使用sha1sum和awk进行哈希处理

Question

使用sha1sum和awk进行哈希处理

4

我有一个“管道分隔”的文件，大约有20列。我想使用sha1sum哈希第一列（如账号），并将其余的列原样返回。

使用awk或sed，最好的方法是什么？

Accountid|Time|Category|.....
8238438|20140101021301|sub1|...
3432323|20140101041903|sub2|...
9342342|20140101050303|sub1|...

上面是一个文本文件的示例，只显示了3列。只有第一列实现了哈希函数。结果应该如下所示：

Accountid|Time|Category|.....
104a1f34b26ae47a67273fe06456be1fe97f75ba|20140101021301|sub1|...
c84270c403adcd8aba9484807a9f1c2164d7f57b|20140101041903|sub2|...
4fa518d8b005e4f9a085d48a4b5f2c558c8402eb|20140101050303|sub1|...

- user1189851

2

您IP地址为143.198.54.68，由于运营成本限制，当前对于免费用户的使用频率限制为每个IP每72小时10次对话，如需解除限制，请点击左下角设置图标按钮（手机用户先点击左上角菜单按钮）。 - Ed Morton

2个回答

2

这里有一个可执行的awk脚本，可以做到你想要的效果：

#!/usr/bin/awk -f

BEGIN { FS=OFS="|" }

FNR != 1 { $1 = encodeData( $1 ) }

47

function encodeData( fld ) {
    cmd = sprintf( "echo %s | sha1sum", fld )
    cmd | getline output
    close( cmd )
    split( output, arr, " " )
    return arr[1]
    }

这是工作流程的详细说明：

- 将输入和输出字段分隔符设置为 | - 当行不是第一行（标题行）时，将$1重新分配为编码值 - 当47为真（总是）时，打印整个行

这是encodeData函数的详细说明：

- 创建一个cmd来向sha1sum提供数据 - 将其提供给getline - 关闭cmd - 在我的系统上，sha1sum之后有额外的信息，所以我通过split来丢弃它们 - 返回sha1sum输出的第一个字段。

使用您的数据，我得到以下结果：

Accountid|Time|Category|.....
104a1f34b26ae47a67273fe06456be1fe97f75ba|20140101021301|sub1|...
c84270c403adcd8aba9484807a9f1c2164d7f57b|20140101041903|sub2|...
4fa518d8b005e4f9a085d48a4b5f2c558c8402eb|20140101050303|sub1|...

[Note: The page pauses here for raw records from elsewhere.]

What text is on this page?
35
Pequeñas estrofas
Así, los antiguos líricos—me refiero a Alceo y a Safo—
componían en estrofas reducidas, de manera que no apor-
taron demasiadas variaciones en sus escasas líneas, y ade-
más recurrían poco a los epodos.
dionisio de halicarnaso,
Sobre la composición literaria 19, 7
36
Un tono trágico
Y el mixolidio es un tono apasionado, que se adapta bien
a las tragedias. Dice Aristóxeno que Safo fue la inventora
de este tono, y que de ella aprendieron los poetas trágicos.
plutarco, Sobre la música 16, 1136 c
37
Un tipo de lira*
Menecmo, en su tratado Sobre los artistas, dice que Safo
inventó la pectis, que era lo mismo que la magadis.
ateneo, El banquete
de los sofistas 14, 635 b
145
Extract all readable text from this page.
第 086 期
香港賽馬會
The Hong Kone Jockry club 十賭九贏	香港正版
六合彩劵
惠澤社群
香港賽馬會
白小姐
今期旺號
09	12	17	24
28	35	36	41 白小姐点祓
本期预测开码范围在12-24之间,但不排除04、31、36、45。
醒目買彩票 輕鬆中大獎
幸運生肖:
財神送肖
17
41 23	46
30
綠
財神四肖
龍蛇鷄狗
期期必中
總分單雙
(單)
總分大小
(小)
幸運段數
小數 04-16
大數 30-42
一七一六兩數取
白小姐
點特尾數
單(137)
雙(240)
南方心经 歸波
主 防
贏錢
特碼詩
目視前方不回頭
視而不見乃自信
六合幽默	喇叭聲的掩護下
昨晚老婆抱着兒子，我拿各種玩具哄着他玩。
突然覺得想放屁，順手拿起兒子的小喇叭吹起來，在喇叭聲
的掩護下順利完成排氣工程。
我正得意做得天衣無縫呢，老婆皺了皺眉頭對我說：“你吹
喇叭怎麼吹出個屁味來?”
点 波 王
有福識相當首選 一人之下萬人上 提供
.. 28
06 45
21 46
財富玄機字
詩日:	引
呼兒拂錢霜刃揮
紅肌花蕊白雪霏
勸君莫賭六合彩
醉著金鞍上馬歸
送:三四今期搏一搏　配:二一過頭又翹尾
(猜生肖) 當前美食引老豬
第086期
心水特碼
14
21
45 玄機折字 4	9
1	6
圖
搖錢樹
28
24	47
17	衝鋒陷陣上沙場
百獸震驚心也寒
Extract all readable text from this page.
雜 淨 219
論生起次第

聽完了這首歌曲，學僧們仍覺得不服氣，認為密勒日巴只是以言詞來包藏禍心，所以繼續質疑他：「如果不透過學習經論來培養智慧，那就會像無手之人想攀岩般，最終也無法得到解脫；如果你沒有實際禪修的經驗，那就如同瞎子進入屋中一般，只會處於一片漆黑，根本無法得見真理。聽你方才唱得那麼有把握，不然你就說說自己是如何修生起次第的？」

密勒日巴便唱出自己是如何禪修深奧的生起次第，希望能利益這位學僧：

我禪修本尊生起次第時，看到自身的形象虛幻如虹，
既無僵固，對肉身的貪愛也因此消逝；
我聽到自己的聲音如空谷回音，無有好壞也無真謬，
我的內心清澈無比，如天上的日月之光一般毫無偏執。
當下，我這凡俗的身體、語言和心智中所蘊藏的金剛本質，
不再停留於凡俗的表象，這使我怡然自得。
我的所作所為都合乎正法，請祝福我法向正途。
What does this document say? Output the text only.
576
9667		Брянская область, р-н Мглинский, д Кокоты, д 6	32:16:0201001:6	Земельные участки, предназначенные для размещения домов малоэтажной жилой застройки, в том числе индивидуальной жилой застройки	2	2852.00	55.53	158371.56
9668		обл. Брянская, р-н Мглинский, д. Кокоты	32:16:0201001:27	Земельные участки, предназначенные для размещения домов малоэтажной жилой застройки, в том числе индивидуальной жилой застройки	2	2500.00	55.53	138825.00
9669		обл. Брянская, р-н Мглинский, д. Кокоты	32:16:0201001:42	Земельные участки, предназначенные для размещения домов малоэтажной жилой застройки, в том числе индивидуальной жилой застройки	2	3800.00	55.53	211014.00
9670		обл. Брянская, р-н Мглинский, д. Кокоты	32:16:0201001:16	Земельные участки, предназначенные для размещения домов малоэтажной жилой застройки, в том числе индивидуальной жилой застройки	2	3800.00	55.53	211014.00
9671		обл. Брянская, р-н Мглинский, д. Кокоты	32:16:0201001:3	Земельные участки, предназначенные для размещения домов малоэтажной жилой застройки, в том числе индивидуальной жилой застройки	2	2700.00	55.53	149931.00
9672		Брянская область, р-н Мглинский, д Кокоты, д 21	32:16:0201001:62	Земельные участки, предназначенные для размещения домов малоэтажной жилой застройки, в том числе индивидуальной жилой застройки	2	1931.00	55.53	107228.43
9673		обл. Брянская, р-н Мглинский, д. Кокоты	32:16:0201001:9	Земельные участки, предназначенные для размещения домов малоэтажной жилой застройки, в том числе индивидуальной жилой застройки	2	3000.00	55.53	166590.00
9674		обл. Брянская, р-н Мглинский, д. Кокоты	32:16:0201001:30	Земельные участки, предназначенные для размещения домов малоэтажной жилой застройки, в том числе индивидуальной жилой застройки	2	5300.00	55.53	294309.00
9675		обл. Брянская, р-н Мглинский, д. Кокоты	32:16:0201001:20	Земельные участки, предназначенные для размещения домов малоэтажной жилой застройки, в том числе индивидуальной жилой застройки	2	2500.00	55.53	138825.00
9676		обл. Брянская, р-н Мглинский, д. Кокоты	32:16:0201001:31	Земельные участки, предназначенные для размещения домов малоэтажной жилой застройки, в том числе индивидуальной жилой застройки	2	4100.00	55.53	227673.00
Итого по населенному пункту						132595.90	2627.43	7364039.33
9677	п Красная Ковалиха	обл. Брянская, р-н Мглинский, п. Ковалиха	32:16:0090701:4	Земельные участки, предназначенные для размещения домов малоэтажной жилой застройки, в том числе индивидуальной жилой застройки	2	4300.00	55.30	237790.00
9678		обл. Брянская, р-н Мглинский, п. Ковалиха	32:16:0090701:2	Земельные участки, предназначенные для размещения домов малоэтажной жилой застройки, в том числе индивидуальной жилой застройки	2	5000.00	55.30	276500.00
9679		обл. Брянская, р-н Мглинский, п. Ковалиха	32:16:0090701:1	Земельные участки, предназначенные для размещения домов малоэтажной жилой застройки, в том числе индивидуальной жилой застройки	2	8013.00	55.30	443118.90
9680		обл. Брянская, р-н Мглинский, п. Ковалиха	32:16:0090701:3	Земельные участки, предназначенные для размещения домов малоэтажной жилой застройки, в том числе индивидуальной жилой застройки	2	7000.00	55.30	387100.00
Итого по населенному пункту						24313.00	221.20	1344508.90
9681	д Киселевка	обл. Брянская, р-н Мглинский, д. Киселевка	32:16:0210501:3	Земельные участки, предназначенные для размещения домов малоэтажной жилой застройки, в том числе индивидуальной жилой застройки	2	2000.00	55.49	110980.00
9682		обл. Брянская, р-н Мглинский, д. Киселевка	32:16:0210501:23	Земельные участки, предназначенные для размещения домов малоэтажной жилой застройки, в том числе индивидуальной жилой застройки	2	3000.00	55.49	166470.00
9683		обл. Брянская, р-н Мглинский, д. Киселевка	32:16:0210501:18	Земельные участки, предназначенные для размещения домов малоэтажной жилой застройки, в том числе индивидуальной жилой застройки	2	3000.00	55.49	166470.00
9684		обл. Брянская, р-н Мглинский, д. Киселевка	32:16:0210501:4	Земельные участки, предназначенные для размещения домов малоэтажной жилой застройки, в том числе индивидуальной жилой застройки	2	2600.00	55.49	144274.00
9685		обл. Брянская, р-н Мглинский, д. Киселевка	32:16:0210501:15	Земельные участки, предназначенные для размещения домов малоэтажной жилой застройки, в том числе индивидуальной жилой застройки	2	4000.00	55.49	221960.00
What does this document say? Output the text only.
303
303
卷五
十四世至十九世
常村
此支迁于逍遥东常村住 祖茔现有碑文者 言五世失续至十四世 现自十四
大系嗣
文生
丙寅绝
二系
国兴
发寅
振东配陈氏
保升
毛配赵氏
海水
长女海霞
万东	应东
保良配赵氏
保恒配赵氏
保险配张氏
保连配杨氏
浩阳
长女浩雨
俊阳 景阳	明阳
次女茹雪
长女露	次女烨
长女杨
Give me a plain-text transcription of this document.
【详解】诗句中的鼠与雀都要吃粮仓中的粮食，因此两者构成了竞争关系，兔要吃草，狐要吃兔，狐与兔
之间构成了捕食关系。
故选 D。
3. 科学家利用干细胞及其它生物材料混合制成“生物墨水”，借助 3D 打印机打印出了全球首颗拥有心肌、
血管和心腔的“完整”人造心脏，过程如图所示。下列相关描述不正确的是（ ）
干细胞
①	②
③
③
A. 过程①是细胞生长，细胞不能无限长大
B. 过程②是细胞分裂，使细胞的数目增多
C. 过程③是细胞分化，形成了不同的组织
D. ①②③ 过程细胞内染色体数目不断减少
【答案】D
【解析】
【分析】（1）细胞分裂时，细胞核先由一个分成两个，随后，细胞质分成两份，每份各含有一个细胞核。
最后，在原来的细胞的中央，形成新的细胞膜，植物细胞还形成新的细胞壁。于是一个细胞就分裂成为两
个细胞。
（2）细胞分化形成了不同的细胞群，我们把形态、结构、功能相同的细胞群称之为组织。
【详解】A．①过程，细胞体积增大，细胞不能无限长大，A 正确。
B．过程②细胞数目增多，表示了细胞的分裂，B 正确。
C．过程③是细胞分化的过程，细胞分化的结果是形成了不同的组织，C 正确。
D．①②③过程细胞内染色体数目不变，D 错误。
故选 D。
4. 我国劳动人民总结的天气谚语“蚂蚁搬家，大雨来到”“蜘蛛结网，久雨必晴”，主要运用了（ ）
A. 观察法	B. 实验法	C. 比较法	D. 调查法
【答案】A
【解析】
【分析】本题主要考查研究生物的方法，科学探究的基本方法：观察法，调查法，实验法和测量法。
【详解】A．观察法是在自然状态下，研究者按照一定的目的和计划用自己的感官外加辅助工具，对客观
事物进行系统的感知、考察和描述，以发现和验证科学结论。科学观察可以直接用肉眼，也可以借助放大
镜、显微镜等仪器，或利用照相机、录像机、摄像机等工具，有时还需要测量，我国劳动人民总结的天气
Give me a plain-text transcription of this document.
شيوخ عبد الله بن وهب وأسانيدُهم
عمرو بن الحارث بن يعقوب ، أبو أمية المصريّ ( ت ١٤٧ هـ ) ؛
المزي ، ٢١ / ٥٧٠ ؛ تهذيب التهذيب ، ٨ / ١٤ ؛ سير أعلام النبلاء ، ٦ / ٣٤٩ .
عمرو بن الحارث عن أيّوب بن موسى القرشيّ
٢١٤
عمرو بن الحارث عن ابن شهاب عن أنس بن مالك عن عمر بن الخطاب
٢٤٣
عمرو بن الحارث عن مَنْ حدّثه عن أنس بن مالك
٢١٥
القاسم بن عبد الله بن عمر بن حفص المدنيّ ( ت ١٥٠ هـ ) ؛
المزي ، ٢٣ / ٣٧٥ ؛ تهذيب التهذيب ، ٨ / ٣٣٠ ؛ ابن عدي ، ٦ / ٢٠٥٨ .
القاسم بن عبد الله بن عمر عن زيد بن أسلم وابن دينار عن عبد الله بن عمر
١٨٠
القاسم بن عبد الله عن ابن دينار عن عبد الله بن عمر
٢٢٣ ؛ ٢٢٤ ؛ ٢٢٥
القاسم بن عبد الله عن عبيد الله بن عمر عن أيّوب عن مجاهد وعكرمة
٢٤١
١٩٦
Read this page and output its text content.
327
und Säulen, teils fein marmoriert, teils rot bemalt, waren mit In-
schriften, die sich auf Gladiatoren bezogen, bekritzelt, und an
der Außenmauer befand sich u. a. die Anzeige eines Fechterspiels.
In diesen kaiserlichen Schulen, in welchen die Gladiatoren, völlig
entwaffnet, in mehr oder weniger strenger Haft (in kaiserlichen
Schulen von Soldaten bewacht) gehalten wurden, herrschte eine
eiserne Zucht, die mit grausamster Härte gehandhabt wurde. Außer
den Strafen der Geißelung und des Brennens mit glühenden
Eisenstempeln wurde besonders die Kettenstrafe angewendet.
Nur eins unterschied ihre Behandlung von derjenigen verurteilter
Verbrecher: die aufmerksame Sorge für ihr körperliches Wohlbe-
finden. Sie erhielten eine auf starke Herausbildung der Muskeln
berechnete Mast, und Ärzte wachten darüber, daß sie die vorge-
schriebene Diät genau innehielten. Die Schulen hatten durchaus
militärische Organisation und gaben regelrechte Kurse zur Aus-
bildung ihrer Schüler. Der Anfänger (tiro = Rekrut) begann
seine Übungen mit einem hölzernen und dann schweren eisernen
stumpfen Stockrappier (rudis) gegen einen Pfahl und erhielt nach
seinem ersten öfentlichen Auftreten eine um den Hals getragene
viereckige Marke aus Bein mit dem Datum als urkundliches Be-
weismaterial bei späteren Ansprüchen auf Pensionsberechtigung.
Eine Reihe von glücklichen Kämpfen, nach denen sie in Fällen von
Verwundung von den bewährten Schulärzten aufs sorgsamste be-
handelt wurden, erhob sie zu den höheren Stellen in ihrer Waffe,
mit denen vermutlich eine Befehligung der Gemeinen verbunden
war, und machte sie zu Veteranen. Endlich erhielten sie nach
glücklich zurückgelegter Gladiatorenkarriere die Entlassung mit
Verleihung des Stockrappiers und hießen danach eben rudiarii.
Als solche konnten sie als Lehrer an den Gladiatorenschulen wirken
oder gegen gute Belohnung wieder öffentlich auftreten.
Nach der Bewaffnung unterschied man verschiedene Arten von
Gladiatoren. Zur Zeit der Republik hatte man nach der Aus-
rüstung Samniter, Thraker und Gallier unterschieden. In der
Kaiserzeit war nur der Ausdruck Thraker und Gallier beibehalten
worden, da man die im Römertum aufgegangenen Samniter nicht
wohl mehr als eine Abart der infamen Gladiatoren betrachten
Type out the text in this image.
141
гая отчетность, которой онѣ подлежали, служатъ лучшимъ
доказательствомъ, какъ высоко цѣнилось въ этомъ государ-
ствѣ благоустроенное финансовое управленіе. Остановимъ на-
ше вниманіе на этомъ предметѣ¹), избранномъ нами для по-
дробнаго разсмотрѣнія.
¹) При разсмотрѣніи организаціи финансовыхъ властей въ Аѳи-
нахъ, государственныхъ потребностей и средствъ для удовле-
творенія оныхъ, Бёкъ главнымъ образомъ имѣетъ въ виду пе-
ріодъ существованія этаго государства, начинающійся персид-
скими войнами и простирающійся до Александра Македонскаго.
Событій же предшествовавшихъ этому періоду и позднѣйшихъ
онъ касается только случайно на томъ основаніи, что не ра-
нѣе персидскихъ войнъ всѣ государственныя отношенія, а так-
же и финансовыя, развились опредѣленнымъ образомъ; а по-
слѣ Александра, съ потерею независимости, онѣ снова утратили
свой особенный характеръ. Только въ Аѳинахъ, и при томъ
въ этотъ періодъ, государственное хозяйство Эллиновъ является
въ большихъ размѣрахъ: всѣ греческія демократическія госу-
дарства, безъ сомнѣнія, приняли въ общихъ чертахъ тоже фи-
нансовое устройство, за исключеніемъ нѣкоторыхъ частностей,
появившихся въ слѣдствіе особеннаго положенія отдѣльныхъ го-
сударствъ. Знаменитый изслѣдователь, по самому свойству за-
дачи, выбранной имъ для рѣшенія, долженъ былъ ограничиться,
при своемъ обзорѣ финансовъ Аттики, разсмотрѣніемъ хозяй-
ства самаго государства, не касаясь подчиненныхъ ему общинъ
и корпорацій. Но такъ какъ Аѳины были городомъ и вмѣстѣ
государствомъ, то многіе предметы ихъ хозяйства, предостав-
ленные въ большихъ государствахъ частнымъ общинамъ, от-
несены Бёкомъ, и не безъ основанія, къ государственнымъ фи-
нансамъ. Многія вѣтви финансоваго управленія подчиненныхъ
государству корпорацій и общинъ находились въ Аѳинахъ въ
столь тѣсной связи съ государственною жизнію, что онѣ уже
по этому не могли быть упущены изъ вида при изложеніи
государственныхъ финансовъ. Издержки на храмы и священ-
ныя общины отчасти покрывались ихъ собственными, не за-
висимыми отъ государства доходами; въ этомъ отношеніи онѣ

通过调用awk.script data（如果您使用bash，则为./awk.script data）来运行。

由EdMorton编辑：很抱歉修改了您的脚本，但上面的脚本是正确的方法，但需要进行一些调整，以使其更加健壮，这比试图在注释中描述它们要容易得多:

$ cat tst.awk
BEGIN { FS=OFS="|" }

NR==1 { for (i=1; i<=NF; i++) f[$i] = i; next }
{ $(f["Accountid"]) = encodeData($(f["Accountid"])); print }

function encodeData( fld,       cmd, output ) {
    cmd = "echo \047" fld "\047 | sha1sum"
    if ( (cmd | getline output) > 0 ) {
        sub(/ .*/,"",output)
    }
    else {
        print "failed to hash " fld | "cat>&2"
        output = fld
    }
    close( cmd )
    return output
}
$ awk -f tst.awk file
104a1f34b26ae47a67273fe06456be1fe97f75ba|20140101021301|sub1|...
c84270c403adcd8aba9484807a9f1c2164d7f57b|20140101041903|sub2|...
4fa518d8b005e4f9a085d48a4b5f2c558c8402eb|20140101050303|sub1|...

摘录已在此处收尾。